🤖 AI Summary
Low-resolution ocean simulations rely on parameterizations to represent subgrid-scale processes, yet the sensitivity of these parameterizations remains difficult to quantify—hindering model calibration and observational constraint. To address this, we propose an ensemble-learning-based neural surrogate modeling framework that integrates deep neural networks, automatic differentiation, and large-scale hyperparameter optimization. Crucially, it jointly estimates both function outputs and their gradients—even without ground-truth gradient labels—and, for the first time, quantifies epistemic uncertainty in both simultaneously. The method substantially improves accuracy, robustness, and reliability in forward prediction, long-term autoregressive simulation, and adjoint-based sensitivity estimation. It thus provides an interpretable, computationally efficient, and uncertainty-aware analytical tool for optimizing ocean model parameterizations.
📝 Abstract
Accurate simulations of the oceans are crucial in understanding the Earth system. Despite their efficiency, simulations at lower resolutions must rely on various uncertain parameterizations to account for unresolved processes. However, model sensitivity to parameterizations is difficult to quantify, making it challenging to tune these parameterizations to reproduce observations.
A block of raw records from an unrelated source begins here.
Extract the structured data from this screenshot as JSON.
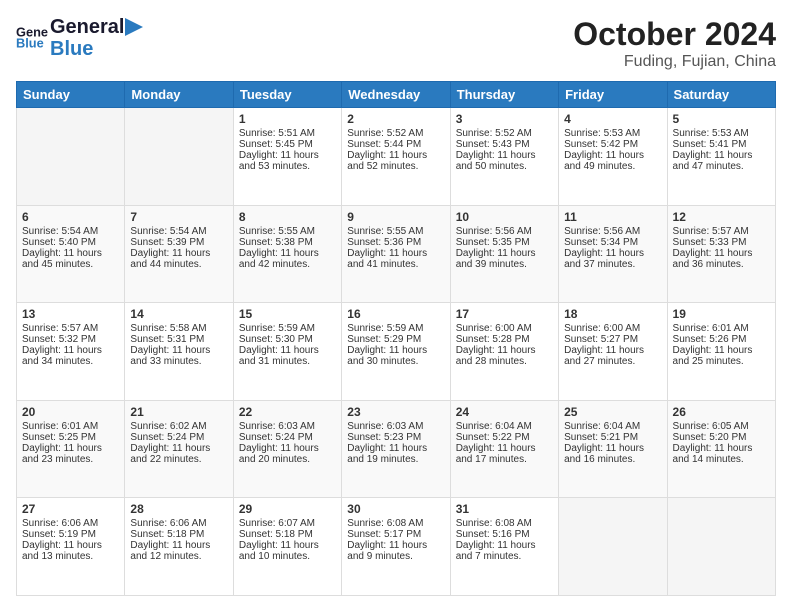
{
  "header": {
    "logo_line1": "General",
    "logo_line2": "Blue",
    "month_title": "October 2024",
    "location": "Fuding, Fujian, China"
  },
  "days_of_week": [
    "Sunday",
    "Monday",
    "Tuesday",
    "Wednesday",
    "Thursday",
    "Friday",
    "Saturday"
  ],
  "weeks": [
    [
      {
        "day": "",
        "empty": true
      },
      {
        "day": "",
        "empty": true
      },
      {
        "day": "1",
        "sunrise": "Sunrise: 5:51 AM",
        "sunset": "Sunset: 5:45 PM",
        "daylight": "Daylight: 11 hours and 53 minutes."
      },
      {
        "day": "2",
        "sunrise": "Sunrise: 5:52 AM",
        "sunset": "Sunset: 5:44 PM",
        "daylight": "Daylight: 11 hours and 52 minutes."
      },
      {
        "day": "3",
        "sunrise": "Sunrise: 5:52 AM",
        "sunset": "Sunset: 5:43 PM",
        "daylight": "Daylight: 11 hours and 50 minutes."
      },
      {
        "day": "4",
        "sunrise": "Sunrise: 5:53 AM",
        "sunset": "Sunset: 5:42 PM",
        "daylight": "Daylight: 11 hours and 49 minutes."
      },
      {
        "day": "5",
        "sunrise": "Sunrise: 5:53 AM",
        "sunset": "Sunset: 5:41 PM",
        "daylight": "Daylight: 11 hours and 47 minutes."
      }
    ],
    [
      {
        "day": "6",
        "sunrise": "Sunrise: 5:54 AM",
        "sunset": "Sunset: 5:40 PM",
        "daylight": "Daylight: 11 hours and 45 minutes."
      },
      {
        "day": "7",
        "sunrise": "Sunrise: 5:54 AM",
        "sunset": "Sunset: 5:39 PM",
        "daylight": "Daylight: 11 hours and 44 minutes."
      },
      {
        "day": "8",
        "sunrise": "Sunrise: 5:55 AM",
        "sunset": "Sunset: 5:38 PM",
        "daylight": "Daylight: 11 hours and 42 minutes."
      },
      {
        "day": "9",
        "sunrise": "Sunrise: 5:55 AM",
        "sunset": "Sunset: 5:36 PM",
        "daylight": "Daylight: 11 hours and 41 minutes."
      },
      {
        "day": "10",
        "sunrise": "Sunrise: 5:56 AM",
        "sunset": "Sunset: 5:35 PM",
        "daylight": "Daylight: 11 hours and 39 minutes."
      },
      {
        "day": "11",
        "sunrise": "Sunrise: 5:56 AM",
        "sunset": "Sunset: 5:34 PM",
        "daylight": "Daylight: 11 hours and 37 minutes."
      },
      {
        "day": "12",
        "sunrise": "Sunrise: 5:57 AM",
        "sunset": "Sunset: 5:33 PM",
        "daylight": "Daylight: 11 hours and 36 minutes."
      }
    ],
    [
      {
        "day": "13",
        "sunrise": "Sunrise: 5:57 AM",
        "sunset": "Sunset: 5:32 PM",
        "daylight": "Daylight: 11 hours and 34 minutes."
      },
      {
        "day": "14",
        "sunrise": "Sunrise: 5:58 AM",
        "sunset": "Sunset: 5:31 PM",
        "daylight": "Daylight: 11 hours and 33 minutes."
      },
      {
        "day": "15",
        "sunrise": "Sunrise: 5:59 AM",
        "sunset": "Sunset: 5:30 PM",
        "daylight": "Daylight: 11 hours and 31 minutes."
      },
      {
        "day": "16",
        "sunrise": "Sunrise: 5:59 AM",
        "sunset": "Sunset: 5:29 PM",
        "daylight": "Daylight: 11 hours and 30 minutes."
      },
      {
        "day": "17",
        "sunrise": "Sunrise: 6:00 AM",
        "sunset": "Sunset: 5:28 PM",
        "daylight": "Daylight: 11 hours and 28 minutes."
      },
      {
        "day": "18",
        "sunrise": "Sunrise: 6:00 AM",
        "sunset": "Sunset: 5:27 PM",
        "daylight": "Daylight: 11 hours and 27 minutes."
      },
      {
        "day": "19",
        "sunrise": "Sunrise: 6:01 AM",
        "sunset": "Sunset: 5:26 PM",
        "daylight": "Daylight: 11 hours and 25 minutes."
      }
    ],
    [
      {
        "day": "20",
        "sunrise": "Sunrise: 6:01 AM",
        "sunset": "Sunset: 5:25 PM",
        "daylight": "Daylight: 11 hours and 23 minutes."
      },
      {
        "day": "21",
        "sunrise": "Sunrise: 6:02 AM",
        "sunset": "Sunset: 5:24 PM",
        "daylight": "Daylight: 11 hours and 22 minutes."
      },
      {
        "day": "22",
        "sunrise": "Sunrise: 6:03 AM",
        "sunset": "Sunset: 5:24 PM",
        "daylight": "Daylight: 11 hours and 20 minutes."
      },
      {
        "day": "23",
        "sunrise": "Sunrise: 6:03 AM",
        "sunset": "Sunset: 5:23 PM",
        "daylight": "Daylight: 11 hours and 19 minutes."
      },
      {
        "day": "24",
        "sunrise": "Sunrise: 6:04 AM",
        "sunset": "Sunset: 5:22 PM",
        "daylight": "Daylight: 11 hours and 17 minutes."
      },
      {
        "day": "25",
        "sunrise": "Sunrise: 6:04 AM",
        "sunset": "Sunset: 5:21 PM",
        "daylight": "Daylight: 11 hours and 16 minutes."
      },
      {
        "day": "26",
        "sunrise": "Sunrise: 6:05 AM",
        "sunset": "Sunset: 5:20 PM",
        "daylight": "Daylight: 11 hours and 14 minutes."
      }
    ],
    [
      {
        "day": "27",
        "sunrise": "Sunrise: 6:06 AM",
        "sunset": "Sunset: 5:19 PM",
        "daylight": "Daylight: 11 hours and 13 minutes."
      },
      {
        "day": "28",
        "sunrise": "Sunrise: 6:06 AM",
        "sunset": "Sunset: 5:18 PM",
        "daylight": "Daylight: 11 hours and 12 minutes."
      },
      {
        "day": "29",
        "sunrise": "Sunrise: 6:07 AM",
        "sunset": "Sunset: 5:18 PM",
        "daylight": "Daylight: 11 hours and 10 minutes."
      },
      {
        "day": "30",
        "sunrise": "Sunrise: 6:08 AM",
        "sunset": "Sunset: 5:17 PM",
        "daylight": "Daylight: 11 hours and 9 minutes."
      },
      {
        "day": "31",
        "sunrise": "Sunrise: 6:08 AM",
        "sunset": "Sunset: 5:16 PM",
        "daylight": "Daylight: 11 hours and 7 minutes."
      },
      {
        "day": "",
        "empty": true
      },
      {
        "day": "",
        "empty": true
      }
    ]
  ]
}
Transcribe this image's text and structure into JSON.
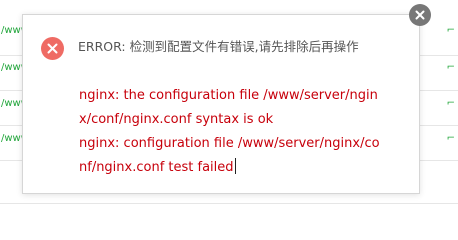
{
  "background_rows": {
    "left_fragments": [
      "/www",
      "/www",
      "/www",
      "/www"
    ],
    "right_fragments": [
      "",
      "",
      "",
      ""
    ]
  },
  "dialog": {
    "icon": "error-x-icon",
    "title": "ERROR: 检测到配置文件有错误,请先排除后再操作",
    "message_lines": [
      "nginx: the configuration file /www/server/ngin",
      "x/conf/nginx.conf syntax is ok",
      "nginx: configuration file /www/server/nginx/co",
      "nf/nginx.conf test failed"
    ],
    "close_icon": "close-icon"
  },
  "colors": {
    "error_icon_bg": "#ef6b64",
    "message_text": "#c7000b",
    "title_text": "#555555",
    "close_bg": "#777777",
    "row_link": "#20a53a"
  }
}
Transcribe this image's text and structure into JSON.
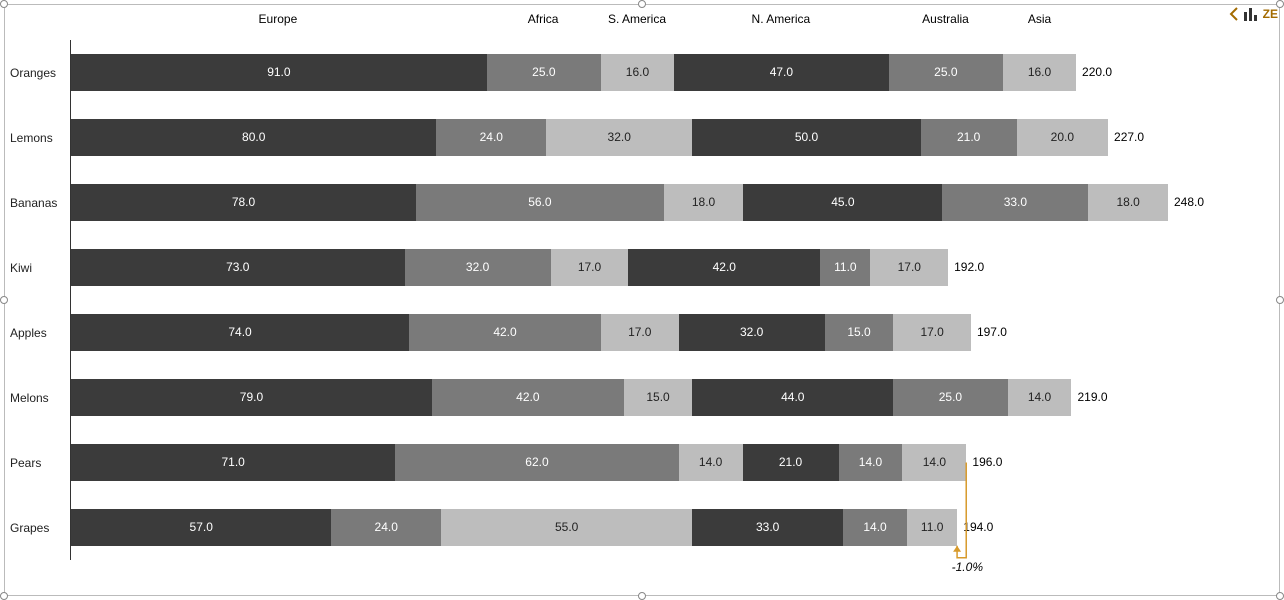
{
  "chart_data": {
    "type": "bar",
    "orientation": "horizontal",
    "stacked": true,
    "categories": [
      "Oranges",
      "Lemons",
      "Bananas",
      "Kiwi",
      "Apples",
      "Melons",
      "Pears",
      "Grapes"
    ],
    "series": [
      {
        "name": "Europe",
        "values": [
          91.0,
          80.0,
          78.0,
          73.0,
          74.0,
          79.0,
          71.0,
          57.0
        ]
      },
      {
        "name": "Africa",
        "values": [
          25.0,
          24.0,
          56.0,
          32.0,
          42.0,
          42.0,
          62.0,
          24.0
        ]
      },
      {
        "name": "S. America",
        "values": [
          16.0,
          32.0,
          18.0,
          17.0,
          17.0,
          15.0,
          14.0,
          55.0
        ]
      },
      {
        "name": "N. America",
        "values": [
          47.0,
          50.0,
          45.0,
          42.0,
          32.0,
          44.0,
          21.0,
          33.0
        ]
      },
      {
        "name": "Australia",
        "values": [
          25.0,
          21.0,
          33.0,
          11.0,
          15.0,
          25.0,
          14.0,
          14.0
        ]
      },
      {
        "name": "Asia",
        "values": [
          16.0,
          20.0,
          18.0,
          17.0,
          17.0,
          14.0,
          14.0,
          11.0
        ]
      }
    ],
    "totals": [
      220.0,
      227.0,
      248.0,
      192.0,
      197.0,
      219.0,
      196.0,
      194.0
    ],
    "delta": {
      "from": "Pears",
      "to": "Grapes",
      "label": "-1.0%"
    },
    "colors": [
      "#3b3b3b",
      "#7a7a7a",
      "#bdbdbd",
      "#3b3b3b",
      "#7a7a7a",
      "#bdbdbd"
    ]
  },
  "toolbar": {
    "badge_text": "ZE"
  }
}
Deep learning surrogates have shown promise for efficient computation of the parametric sensitivities in the form of partial derivatives, but their reliability is difficult to evaluate without ground truth derivatives. In this work, we leverage large-scale hyperparameter search and ensemble learning to improve both forward predictions, autoregressive rollout, and backward adjoint sensitivity estimation. Particularly, the ensemble method provides epistemic uncertainty of function value predictions and their derivatives, providing improved reliability of the neural surrogates in decision making.